Given that within-region variation outside the West may not represent all countries within the area, an analysis focusing on the wealthiest countries within each region could be valuable in identifying potential pairings between wealthy nations with high scientific productivity but aging populations and countries with burgeoning potential and youthful populations. The starting point for identifying such countries can be found in previous interaction scatterplot visualizations exploring the relationship between variables.

Researchers in R&D

As above, the data in each panel are scaled to the specific region. Scientific output has exhibited consistent growth across all regions during the study period, except for one notable exception: the West has remained stable without any growth for the past seven years. Despite this stagnation, the West maintains the highest output among all regions. In contrast, Asia, Latin America, and the Middle East have experienced exponential growth.

Eastern Europe, having weathered significant political upheavals earlier in the past decade, has since rebounded and begun to increase productivity. However, the ongoing conflict in Ukraine poses a potential threat to this upward trend, emphasizing the critical role of political stability alongside a robust GDP.

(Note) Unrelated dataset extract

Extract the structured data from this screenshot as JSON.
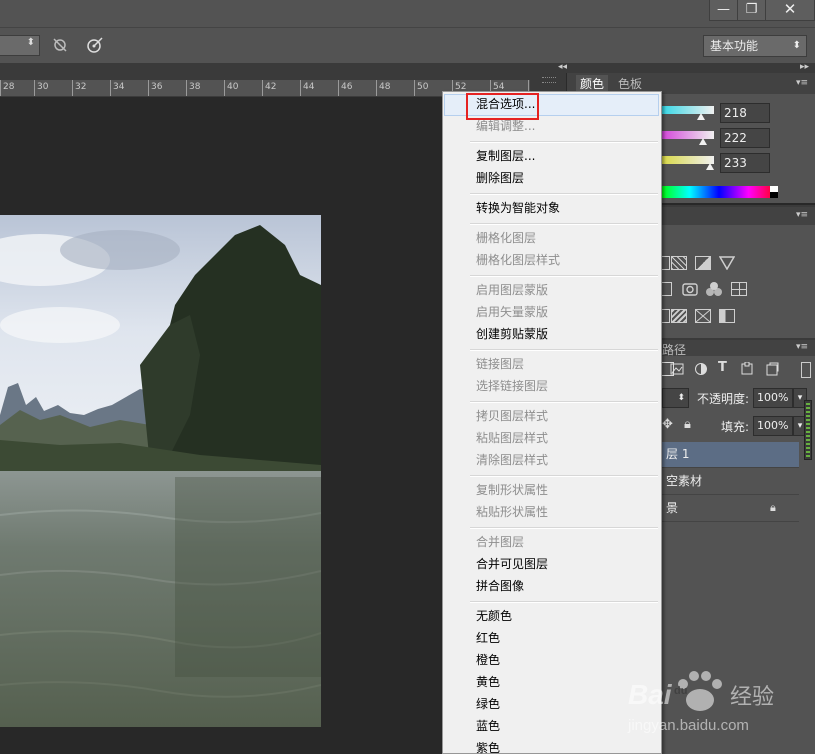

Africa’s scientific output has shown limited and inconsistent growth, likely due to political turbulence and erratic economic conditions. When comparing current time series data to predicted values, Africa, the Middle East, and Latin America display wider margins of error in prediction, reflecting the less consistent data observed over the study period. This unpredictability follows a decreasing order, with Africa being the most unpredictable. Additionally, Asia continues to maintain a notably high growth curve, while projections for the West and Eastern Europe suggest less significant gains in the foreseeable future.

As noted above, Within-region variation can paint a different picture. For instance, comparing researchers per million in Japan versus Cambodia reveals that regional-level analysis serves as only a starting point. Similarly, comparing Kenya to the Democratic Republic of the Congo highlights significant disparities in current output and potential. These data are accessible in the interactive scatterplots under the section exploring the relationship between variables.

Solution

This analysis serves as an exploration of regional trends, with individual country models representing the next step. Deeper investigations into top-performing countries within regions with young populations will be essential for assessing investment potential and partnership opportunities.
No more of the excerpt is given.